Pourquoi j’ai rejoint le collectif Abolissons la Vénerie Aujourd’hui

Laura15 octobre 20203 min

Photo : Cédric Porcia 

Déjà petite, je subissais la Vénerie qui venait me terroriser devant chez moi ou chez mes voisins, sur la route le samedi sur le trajet qui me rendait au centre d’équitation… jusqu’à me faire pleurer de tristesse avant de me rendre sur mon lieu de travail. Je me rappelle encore de ces images, surtout de celle d’un cerf apeuré et prit au piège dans un jardin entouré de chiens de vénerie, je voulais descendre de la voiture pour le sauver mais j’étais malheureusement impuissante.

C’est ce sentiment d’impuissance depuis plusieurs années que je comble aujourd’hui en étant membre du collectif AVA. Dans ce collectif, je m’y retrouve complétement par la volonté de stopper définitivement la Vénerie avec une approche totalement pacifiste. J’ai rencontré des personnes formidables qui comprennent ce que je ressens et toutes ces personnes m’ont beaucoup apporté.
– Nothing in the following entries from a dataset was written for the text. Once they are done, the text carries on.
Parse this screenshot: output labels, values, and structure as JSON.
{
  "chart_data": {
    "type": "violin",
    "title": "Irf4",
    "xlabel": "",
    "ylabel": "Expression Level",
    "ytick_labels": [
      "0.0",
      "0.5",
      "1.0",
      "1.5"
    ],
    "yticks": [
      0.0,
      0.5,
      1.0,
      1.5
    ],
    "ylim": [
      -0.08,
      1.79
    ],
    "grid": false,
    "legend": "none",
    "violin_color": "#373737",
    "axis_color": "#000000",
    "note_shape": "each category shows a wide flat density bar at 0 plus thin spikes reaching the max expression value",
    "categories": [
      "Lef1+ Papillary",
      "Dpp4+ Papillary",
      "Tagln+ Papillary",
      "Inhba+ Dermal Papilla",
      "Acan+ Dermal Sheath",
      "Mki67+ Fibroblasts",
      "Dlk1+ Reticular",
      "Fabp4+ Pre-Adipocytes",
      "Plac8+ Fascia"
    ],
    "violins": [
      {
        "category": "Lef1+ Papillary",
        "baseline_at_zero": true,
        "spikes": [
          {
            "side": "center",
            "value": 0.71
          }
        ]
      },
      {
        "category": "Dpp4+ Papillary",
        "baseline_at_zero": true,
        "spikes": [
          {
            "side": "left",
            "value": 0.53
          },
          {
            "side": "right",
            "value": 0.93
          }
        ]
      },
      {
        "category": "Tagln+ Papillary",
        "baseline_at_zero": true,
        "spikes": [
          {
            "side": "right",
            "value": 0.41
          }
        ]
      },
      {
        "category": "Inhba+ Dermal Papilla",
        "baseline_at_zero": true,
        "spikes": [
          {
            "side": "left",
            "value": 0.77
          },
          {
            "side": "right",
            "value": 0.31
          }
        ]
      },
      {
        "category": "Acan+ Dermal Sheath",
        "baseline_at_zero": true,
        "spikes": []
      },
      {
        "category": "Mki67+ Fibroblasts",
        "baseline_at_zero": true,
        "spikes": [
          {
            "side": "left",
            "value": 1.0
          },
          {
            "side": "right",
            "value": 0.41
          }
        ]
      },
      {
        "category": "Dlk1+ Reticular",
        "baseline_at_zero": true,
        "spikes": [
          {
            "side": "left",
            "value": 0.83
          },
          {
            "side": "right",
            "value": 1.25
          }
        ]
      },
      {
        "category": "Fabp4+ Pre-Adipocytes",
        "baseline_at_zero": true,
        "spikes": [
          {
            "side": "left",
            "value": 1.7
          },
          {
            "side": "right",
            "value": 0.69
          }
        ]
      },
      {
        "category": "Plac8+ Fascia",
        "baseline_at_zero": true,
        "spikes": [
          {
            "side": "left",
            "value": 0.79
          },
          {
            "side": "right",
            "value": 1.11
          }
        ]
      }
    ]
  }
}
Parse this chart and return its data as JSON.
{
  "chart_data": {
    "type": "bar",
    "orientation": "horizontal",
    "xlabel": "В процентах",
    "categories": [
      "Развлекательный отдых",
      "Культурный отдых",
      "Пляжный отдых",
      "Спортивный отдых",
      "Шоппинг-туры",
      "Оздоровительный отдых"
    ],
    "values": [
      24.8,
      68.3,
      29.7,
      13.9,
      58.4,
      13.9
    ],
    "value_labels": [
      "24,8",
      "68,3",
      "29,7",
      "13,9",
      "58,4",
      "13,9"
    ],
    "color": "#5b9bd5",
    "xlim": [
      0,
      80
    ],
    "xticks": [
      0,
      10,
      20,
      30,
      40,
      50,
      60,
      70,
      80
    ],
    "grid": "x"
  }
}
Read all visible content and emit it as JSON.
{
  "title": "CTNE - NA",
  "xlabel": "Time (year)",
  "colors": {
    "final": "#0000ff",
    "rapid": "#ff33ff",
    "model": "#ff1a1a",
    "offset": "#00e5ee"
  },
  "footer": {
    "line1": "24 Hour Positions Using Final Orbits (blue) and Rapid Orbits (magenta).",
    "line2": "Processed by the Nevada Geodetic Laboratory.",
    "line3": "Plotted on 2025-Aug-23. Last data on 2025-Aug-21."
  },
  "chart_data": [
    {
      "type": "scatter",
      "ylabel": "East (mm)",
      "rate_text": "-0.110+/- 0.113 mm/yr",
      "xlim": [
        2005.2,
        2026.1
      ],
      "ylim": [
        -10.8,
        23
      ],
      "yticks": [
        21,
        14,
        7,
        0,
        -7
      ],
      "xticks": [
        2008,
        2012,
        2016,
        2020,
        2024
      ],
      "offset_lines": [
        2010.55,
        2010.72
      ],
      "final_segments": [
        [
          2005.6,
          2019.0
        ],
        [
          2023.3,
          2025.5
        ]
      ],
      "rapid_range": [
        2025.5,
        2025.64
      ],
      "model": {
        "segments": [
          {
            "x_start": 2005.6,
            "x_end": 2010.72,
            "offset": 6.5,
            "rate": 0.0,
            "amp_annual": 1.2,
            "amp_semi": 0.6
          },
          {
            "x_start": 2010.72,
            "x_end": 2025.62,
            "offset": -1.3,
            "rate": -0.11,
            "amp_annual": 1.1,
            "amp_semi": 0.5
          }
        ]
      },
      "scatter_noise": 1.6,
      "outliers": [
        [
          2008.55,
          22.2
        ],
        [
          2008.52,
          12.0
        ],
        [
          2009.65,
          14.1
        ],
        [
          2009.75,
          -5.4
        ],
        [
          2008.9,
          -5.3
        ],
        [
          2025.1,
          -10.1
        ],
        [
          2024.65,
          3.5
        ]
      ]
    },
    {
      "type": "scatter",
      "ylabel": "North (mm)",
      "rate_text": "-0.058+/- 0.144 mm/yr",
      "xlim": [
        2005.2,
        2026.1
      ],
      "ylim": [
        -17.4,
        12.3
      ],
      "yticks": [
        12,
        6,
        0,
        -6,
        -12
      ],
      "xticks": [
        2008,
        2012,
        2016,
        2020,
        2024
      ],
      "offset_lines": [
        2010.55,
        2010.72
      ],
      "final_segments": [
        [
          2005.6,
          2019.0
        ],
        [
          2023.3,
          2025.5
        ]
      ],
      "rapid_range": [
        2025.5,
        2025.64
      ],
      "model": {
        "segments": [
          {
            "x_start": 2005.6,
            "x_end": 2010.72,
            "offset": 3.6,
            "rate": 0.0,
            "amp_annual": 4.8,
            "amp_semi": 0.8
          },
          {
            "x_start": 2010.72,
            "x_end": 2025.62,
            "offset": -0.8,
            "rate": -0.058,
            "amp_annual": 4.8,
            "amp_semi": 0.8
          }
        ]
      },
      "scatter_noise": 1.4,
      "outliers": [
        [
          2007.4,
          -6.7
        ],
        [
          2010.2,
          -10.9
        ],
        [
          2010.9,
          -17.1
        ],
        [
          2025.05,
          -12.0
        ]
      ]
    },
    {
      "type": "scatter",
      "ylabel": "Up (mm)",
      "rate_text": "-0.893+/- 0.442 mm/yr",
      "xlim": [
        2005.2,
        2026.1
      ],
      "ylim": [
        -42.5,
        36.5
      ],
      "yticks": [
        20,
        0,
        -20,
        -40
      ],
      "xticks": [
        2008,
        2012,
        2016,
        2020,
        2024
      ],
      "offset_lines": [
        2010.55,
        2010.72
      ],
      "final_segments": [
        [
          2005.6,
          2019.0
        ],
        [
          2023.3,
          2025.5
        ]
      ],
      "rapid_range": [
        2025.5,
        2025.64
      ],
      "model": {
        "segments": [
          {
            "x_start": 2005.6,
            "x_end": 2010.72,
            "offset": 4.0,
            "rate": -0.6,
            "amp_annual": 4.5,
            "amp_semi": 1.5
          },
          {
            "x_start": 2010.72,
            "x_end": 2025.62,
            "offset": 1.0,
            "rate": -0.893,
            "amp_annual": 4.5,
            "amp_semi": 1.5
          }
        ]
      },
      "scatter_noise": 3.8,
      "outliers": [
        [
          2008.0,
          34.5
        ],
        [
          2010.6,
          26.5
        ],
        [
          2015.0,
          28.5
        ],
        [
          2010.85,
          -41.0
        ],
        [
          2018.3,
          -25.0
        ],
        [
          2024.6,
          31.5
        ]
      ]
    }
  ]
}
Mes impressions sur le terrain

Nous ne sommes pas les biens venus je peux le comprendre, mais est-ce vraiment utile de nous insulter et de nous menacer ? Voire d’en venir à la violence physique ? Après tout, je n’ai pas vraiment été surprise, la chasse à courre pour moi est cruelle, ceux qui la pratique ne peuvent qu’être ainsi.

Mon rôle sur le terrain ? Suivre la chasse à courre, filmer ce qui s’y passe pour informer les citoyens français, intervenir si les chiens vont sur la route (ce qui arrivent à chaque fois), soutenir les habitants qui eux aussi n’en peuvent plus et aimeraient retrouver la paix autour de chez eux, les informer de leurs droits et les aider.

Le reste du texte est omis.